Financial & competing interests disclosure
G Aprile received grants from Roche, Sanofi and Eli-Lilly as speaker meetings focused on gastrointestinal cancers. The authors have no other relevant affiliations or financial involvement with any organization or entity with a financial interest in or financial conflict with the subject matter or materials discussed in the manuscript apart from those disclosed.
No writing assistance was utilized in the production of this manuscript.
Angiogenesis is one of the hallmarks of tumor growth, invasion and metastases and its inhibition is a therapeutic option for the treatment of cancer.
Bevacizumab is the most studied antiangiogenic drug in breast cancer.
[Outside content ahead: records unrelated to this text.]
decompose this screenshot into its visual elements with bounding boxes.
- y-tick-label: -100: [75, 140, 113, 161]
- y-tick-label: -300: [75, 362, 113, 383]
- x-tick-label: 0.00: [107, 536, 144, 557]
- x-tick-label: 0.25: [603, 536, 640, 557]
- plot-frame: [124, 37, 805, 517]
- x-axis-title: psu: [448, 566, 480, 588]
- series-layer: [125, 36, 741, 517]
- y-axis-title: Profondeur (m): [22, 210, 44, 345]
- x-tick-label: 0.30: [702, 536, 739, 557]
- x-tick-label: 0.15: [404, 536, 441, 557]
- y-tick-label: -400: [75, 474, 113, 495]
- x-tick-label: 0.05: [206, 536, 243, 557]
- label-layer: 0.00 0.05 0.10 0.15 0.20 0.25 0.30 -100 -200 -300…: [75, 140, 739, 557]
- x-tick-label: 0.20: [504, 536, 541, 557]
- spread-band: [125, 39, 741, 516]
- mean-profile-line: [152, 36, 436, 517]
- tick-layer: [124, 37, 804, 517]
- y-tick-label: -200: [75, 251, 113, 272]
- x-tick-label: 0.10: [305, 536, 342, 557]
The role of bevacizumab in the therapeutic management of breast cancer is controversial.
In the advanced setting, the addition of bevacizumab to chemotherapy regimens obtained a modest but significant improvement in progression-free survival with manageable toxicity but no overall survival advantage.
Clinical trials testing other antibodies targeting angiogenesis, such as aflibercept or ramucirumab, produced disappointing results.
Tyrosine kinases inhibitors have some activity, but their toxicities limit the possibility of combination with chemotherapy.
Overall survival and biomarker data are critical to understand how to apply these data to the clinic.
Future challenges of antiangiogenic therapy include a better understatement of the underpinning disease-specific biology.